Palo Alto Networks Overhauls Sales Strategy, CEO Says Channel Partners Not Affected
After a "disappointing" sales performance in its second quarter, Palo Alto Networks is retooling its sales strategy for the rest of the year, though it says its channel partners won't be affected by the changes.
Palo Alto Networks CEO Mark McLaughlin said the company saw "weaker performance caused by go-to-market execution issues" in its second quarter, leading to sales of $422.6 million. Sales were up 26 percent year-over-year but came in more than $7 million short of Wall Street's expectations.
The company reported a net loss for the quarter, which ended Jan. 31, of $60.6 million, compared to a net loss of $57.3 million in the same quarter last year.
[Related: Palo Alto Networks Acquires LightCyber For $105M, Adds Behavioral Attack Detection Capabilities]
McLaughlin said the company's go-to-market challenges stemmed from problems with the company's sales playbook, which he said has driven high growth in years past, but it no longer sees the same return on investment. The playbook had the company splitting territories vertically and by customer size, as well as investing in sales and marketing. McLaughlin said those changes occurred too quickly during the quarter, overcomplicating the go-to-market strategy and leading to weaker relationships with customers.
McLaughlin said Palo Alto Networks will now be "recalibrating" its sales go-to-market by reorganizing its account coverage model, retooling its sales and marketing resources and updating its second half revenue expectations.
"While we continue to grow very quickly … the quality of execution at such a rapid pace is very important for the success of the company. We have accounted for these issues and believe we can fix them," McLaughlin said.

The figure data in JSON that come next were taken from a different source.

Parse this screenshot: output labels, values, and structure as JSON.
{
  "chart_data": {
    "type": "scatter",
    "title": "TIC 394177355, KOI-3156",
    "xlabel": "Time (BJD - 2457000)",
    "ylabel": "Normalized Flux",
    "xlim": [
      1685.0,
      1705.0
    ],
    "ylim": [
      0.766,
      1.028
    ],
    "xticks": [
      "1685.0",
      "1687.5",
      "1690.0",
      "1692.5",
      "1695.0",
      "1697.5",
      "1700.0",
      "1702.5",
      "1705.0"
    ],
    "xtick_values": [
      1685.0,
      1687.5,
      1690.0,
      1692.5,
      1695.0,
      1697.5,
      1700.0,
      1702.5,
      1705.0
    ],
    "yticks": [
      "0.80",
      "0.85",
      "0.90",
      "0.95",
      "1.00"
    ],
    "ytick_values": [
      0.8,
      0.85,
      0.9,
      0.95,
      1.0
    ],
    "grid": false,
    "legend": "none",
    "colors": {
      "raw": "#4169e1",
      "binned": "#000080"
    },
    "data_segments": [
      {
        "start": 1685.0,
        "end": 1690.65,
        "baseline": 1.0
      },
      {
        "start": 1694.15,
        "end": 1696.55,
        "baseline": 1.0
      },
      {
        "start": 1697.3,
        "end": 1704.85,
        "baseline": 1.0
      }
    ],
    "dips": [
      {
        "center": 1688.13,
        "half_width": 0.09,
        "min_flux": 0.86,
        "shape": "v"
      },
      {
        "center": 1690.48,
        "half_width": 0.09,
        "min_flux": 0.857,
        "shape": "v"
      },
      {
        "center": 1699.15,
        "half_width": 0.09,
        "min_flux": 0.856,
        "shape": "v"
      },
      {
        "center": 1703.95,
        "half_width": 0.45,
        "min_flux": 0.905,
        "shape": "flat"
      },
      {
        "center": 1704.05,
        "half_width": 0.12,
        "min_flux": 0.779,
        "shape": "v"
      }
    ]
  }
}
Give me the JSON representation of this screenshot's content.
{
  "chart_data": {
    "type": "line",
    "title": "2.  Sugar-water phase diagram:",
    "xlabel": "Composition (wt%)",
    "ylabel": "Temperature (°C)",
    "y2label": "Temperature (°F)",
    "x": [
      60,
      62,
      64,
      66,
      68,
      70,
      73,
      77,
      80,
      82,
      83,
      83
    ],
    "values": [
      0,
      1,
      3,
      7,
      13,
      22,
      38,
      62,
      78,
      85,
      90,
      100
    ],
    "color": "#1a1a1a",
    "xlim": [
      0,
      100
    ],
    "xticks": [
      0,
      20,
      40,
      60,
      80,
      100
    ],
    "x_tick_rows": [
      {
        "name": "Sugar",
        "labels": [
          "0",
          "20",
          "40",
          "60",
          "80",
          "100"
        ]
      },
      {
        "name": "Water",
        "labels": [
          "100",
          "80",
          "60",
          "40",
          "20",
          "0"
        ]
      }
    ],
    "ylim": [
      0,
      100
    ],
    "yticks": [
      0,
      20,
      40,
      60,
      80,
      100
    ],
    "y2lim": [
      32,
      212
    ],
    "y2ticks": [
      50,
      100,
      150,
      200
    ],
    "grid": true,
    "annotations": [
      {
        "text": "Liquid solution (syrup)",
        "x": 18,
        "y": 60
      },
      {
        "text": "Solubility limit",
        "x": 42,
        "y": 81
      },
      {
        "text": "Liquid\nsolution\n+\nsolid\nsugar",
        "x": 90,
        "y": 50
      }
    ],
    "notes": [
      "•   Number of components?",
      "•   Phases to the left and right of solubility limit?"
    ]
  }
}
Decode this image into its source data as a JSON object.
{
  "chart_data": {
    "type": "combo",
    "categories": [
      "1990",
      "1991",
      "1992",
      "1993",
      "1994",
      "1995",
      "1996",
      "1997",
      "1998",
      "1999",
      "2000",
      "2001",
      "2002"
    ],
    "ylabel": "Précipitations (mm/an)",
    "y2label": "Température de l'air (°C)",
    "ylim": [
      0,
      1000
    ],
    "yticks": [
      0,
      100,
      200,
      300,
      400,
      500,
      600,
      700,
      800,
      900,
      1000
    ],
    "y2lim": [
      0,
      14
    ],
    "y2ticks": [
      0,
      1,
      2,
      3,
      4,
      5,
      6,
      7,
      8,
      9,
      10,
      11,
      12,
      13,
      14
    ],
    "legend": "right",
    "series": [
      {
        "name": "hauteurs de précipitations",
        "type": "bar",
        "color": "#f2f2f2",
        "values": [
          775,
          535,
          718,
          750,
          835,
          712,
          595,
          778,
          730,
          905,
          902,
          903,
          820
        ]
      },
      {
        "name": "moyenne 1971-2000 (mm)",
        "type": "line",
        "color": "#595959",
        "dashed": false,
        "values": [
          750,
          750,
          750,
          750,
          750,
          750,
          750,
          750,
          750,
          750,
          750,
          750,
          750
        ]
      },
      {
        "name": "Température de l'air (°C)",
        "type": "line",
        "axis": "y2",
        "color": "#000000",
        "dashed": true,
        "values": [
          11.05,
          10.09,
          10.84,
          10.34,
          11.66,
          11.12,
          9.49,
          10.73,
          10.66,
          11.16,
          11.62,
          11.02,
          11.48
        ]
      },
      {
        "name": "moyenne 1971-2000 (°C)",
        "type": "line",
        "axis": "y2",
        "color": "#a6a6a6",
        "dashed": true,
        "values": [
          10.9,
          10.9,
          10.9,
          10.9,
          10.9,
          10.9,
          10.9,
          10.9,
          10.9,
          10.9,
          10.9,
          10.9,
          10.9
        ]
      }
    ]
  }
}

McLaughlin said he doesn't anticipate to change any of the company's strategy with the channel.
"We like our channel. The channel has been very good to us and we have great relationships with the channel, so we won't be changing that strategy," McLaughlin said.
Company president Mark Anderson reiterated that the channel strategy from Palo Alto Networks wouldn't change, saying all of the "execution issues" stemmed from the sales team, not the partners.
"The channel is a very good channel. They are executing very well. We are onboarding new channel partners … We know what we're doing to fix it, and we are going to be fixing it as we go on through the fiscal year," Anderson said.
McLaughin said he expects to see benefits from these changes in the latter half of 2017. He said activities to fix the issues are already underway and will process through the back half of the year.
McLaughlin said he doesn’t see the issues as being due to competition, saying the company continues to see competitive wins and added 2,000 new customers during the quarter. He said feedback has been particularly positive for the company's recent PAN-OS 8.0 release, which added more than 70 feature upgrades across cloud security, multi-method threat prevention, management at scale, credential threat prevention and new hardware.
"The feedback from the market seems positive. This appears to be something we did to ourselves and something we can fix," McLaughlin said.
The sales execution issues come as Palo Alto Networks approaches a critical refresh cycle for its flagship next-generation firewalls. CFO Steffan Tomlinson said he still expects to see a "significant refresh opportunity" in the months to come despite the sales execution challenges.
"Having execution headwinds doesn't help at all, but we're confident that people will want to refresh on the new product line," Tomlinson said.
For the coming quarter, Palo Alto Networks expects total revenue between $406 million and $416 million, up 17 to 20 percent year-over-year. It expects net income per share between $0.54 and $0.56, up 17 to 22 percent year-over-year and including a $0.04 per share investment in LightCyber.